Beestenboel: margrietjes planten zich voort door zich in tweeën te scheuren

© BelgaImage
Dirk Draulans
Dirk Draulans Bioloog en redacteur bij Knack.

Is het een bloem? Is het een meisje? Nee, het is een kleine anemoon die talrijk is in de Noordzee.

De familie van de zeeanemonen is om onduidelijke redenen vernoemd naar een bloemenfamilie. Blijkbaar deed de kleurenrijkdom van de zeediertjes de naamgevers aan plantenanemonen denken. Dat het margrietje als soort naar een bloem is vernoemd, is wel te begrijpen. Het diertje komt in verschillende kleurvariaties voor, maar de vorm met een gele tot oranje mondschijf waaromheen een waaier van witte tentakels wappert, doet aan een margriet denken: een zeemargriet. Sommige geïnspireerde waarnemers zien er een spiegelei in, en daar is wat voor te zeggen.

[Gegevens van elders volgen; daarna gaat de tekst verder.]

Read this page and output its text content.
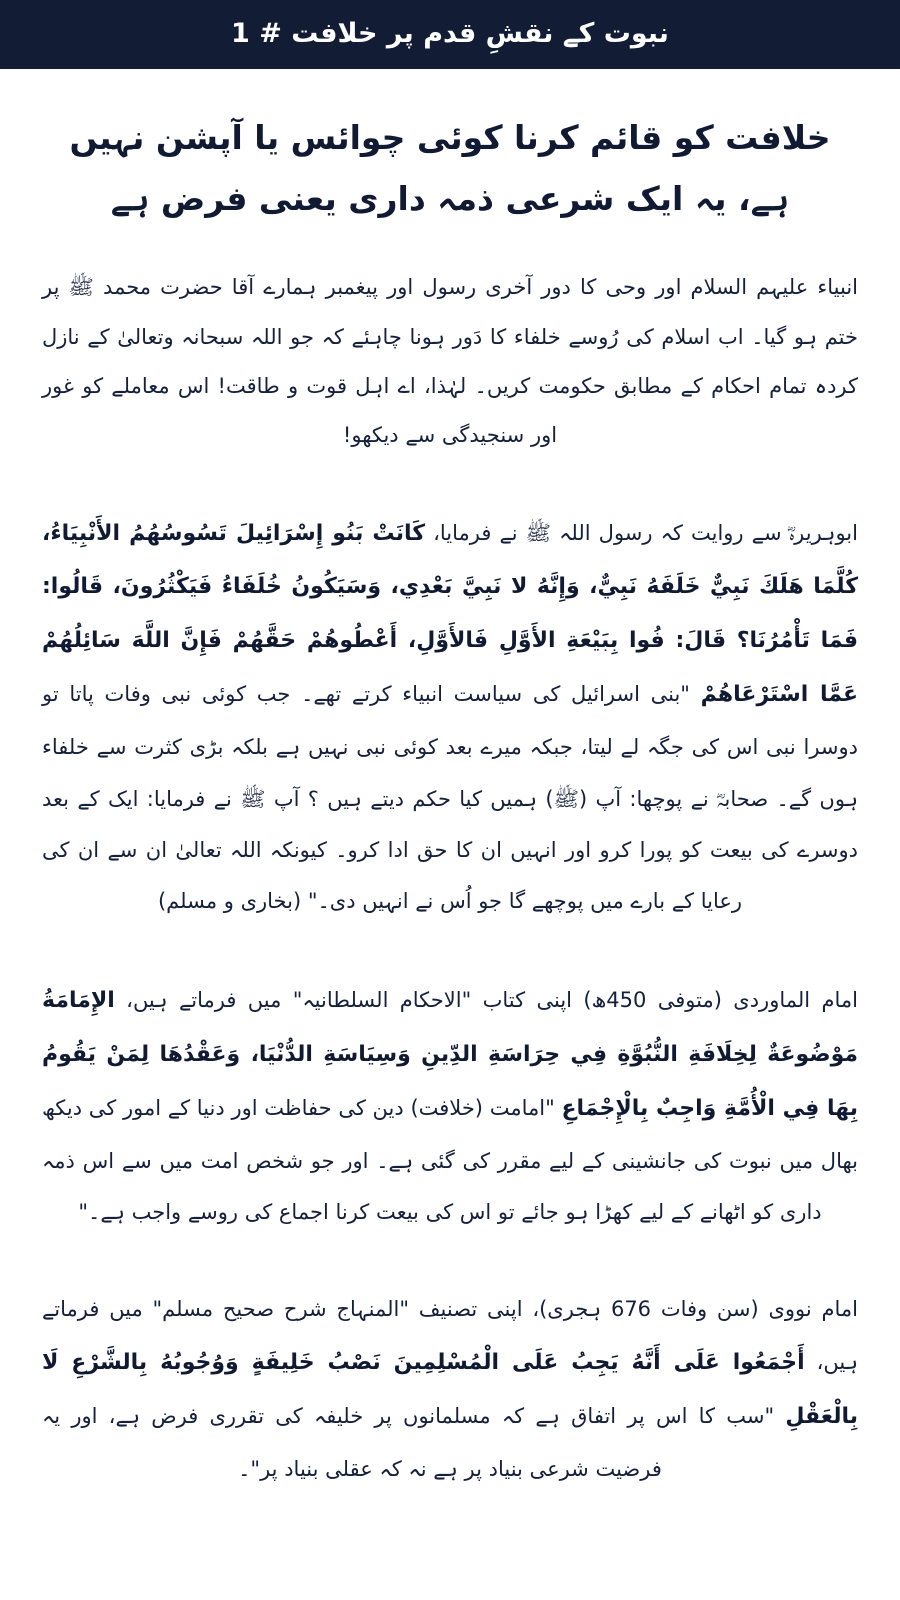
نبوت کے نقشِ قدم پر خلافت # 1
خلافت کو قائم کرنا کوئی چوائس یا آپشن نہیں ہے، یہ ایک شرعی ذمہ داری یعنی فرض ہے

انبیاء علیہم السلام اور وحی کا دور آخری رسول اور پیغمبر ہمارے آقا حضرت محمد ﷺ پر ختم ہو گیا۔ اب اسلام کی رُوسے خلفاء کا دَور ہونا چاہئے کہ جو اللہ سبحانہ وتعالیٰ کے نازل کردہ تمام احکام کے مطابق حکومت کریں۔ لہٰذا، اے اہل قوت و طاقت! اس معاملے کو غور اور سنجیدگی سے دیکھو!

ابوہریرہؓ سے روایت کہ رسول اللہ ﷺ نے فرمایا، كَانَتْ بَنُو إِسْرَائِيلَ تَسُوسُهُمُ الأَنْبِيَاءُ، كُلَّمَا هَلَكَ نَبِيٌّ خَلَفَهُ نَبِيٌّ، وَإِنَّهُ لا نَبِيَّ بَعْدِي، وَسَيَكُونُ خُلَفَاءُ فَيَكْثُرُونَ، قَالُوا: فَمَا تَأْمُرُنَا؟ قَالَ: فُوا بِبَيْعَةِ الأَوَّلِ فَالأَوَّلِ، أَعْطُوهُمْ حَقَّهُمْ فَإِنَّ اللَّهَ سَائِلُهُمْ عَمَّا اسْتَرْعَاهُمْ "بنی اسرائیل کی سیاست انبیاء کرتے تھے۔ جب کوئی نبی وفات پاتا تو دوسرا نبی اس کی جگہ لے لیتا، جبکہ میرے بعد کوئی نبی نہیں ہے بلکہ بڑی کثرت سے خلفاء ہوں گے۔ صحابہؓ نے پوچھا: آپ (ﷺ) ہمیں کیا حکم دیتے ہیں ؟ آپ ﷺ نے فرمایا: ایک کے بعد دوسرے کی بیعت کو پورا کرو اور انہیں ان کا حق ادا کرو۔ کیونکہ اللہ تعالیٰ ان سے ان کی رعایا کے بارے میں پوچھے گا جو اُس نے انہیں دی۔" (بخاری و مسلم)

امام الماوردی (متوفی 450ھ) اپنی کتاب "الاحکام السلطانیہ" میں فرماتے ہیں، الإِمَامَةُ مَوْضُوعَةٌ لِخِلَافَةِ النُّبُوَّةِ فِي حِرَاسَةِ الدِّينِ وَسِيَاسَةِ الدُّنْيَا، وَعَقْدُهَا لِمَنْ يَقُومُ بِهَا فِي الْأُمَّةِ وَاجِبٌ بِالْإِجْمَاعِ "امامت (خلافت) دین کی حفاظت اور دنیا کے امور کی دیکھ بھال میں نبوت کی جانشینی کے لیے مقرر کی گئی ہے۔ اور جو شخص امت میں سے اس ذمہ داری کو اٹھانے کے لیے کھڑا ہو جائے تو اس کی بیعت کرنا اجماع کی روسے واجب ہے۔"

امام نووی (سن وفات 676 ہجری)، اپنی تصنیف "المنہاج شرح صحیح مسلم" میں فرماتے ہیں، أَجْمَعُوا عَلَى أَنَّهُ يَجِبُ عَلَى الْمُسْلِمِينَ نَصْبُ خَلِيفَةٍ وَوُجُوبُهُ بِالشَّرْعِ لَا بِالْعَقْلِ "سب کا اس پر اتفاق ہے کہ مسلمانوں پر خلیفہ کی تقرری فرض ہے، اور یہ فرضیت شرعی بنیاد پر ہے نہ کہ عقلی بنیاد پر"۔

Er zijn ook margrietjes met een witte mondschijf, waardoor de benaming voor een aantal diertjes minder toepasselijk is. Het wit heeft diverse gradaties van transparantie: de tentakels zijn transparanter dan de zuil die het grootste deel van het diertje vormt. De zuil staat vast op een substraat, de tentakels zitten aan de top en kunnen met speciale spieren naar binnen getrokken worden. De zuil heeft geen skelet. Hij haalt zijn stevigheid uit de kracht van de contractiespieren die de tentakels aansturen. Een dubbele functie is altijd nuttig als je het niet te ingewikkeld wilt maken.

Zoals veel zeeanemonen kunnen margrietjes stokoud worden, misschien wel honderd jaar

Bij het margrietje is de zuil maximaal twee centimeter hoog en anderhalve centimeter breed. Elk diertje kan tot 120 tentakels hebben, die vaak even lang zijn als de zuil. Ze worden ingeschakeld voor zowel de aanval als de verdediging – opnieuw een dubbele functie. Er zitten netelcellen op de tentakels, verwant aan de cellen die een aanraking met kwallen zo prikkelend kunnen maken. De cellen bevatten een zakje gif. Als iets of iemand het diertje aanraakt, worden de zakjes met een cellulair harpoentje naar de aanvaller of het slachtoffer geschoten.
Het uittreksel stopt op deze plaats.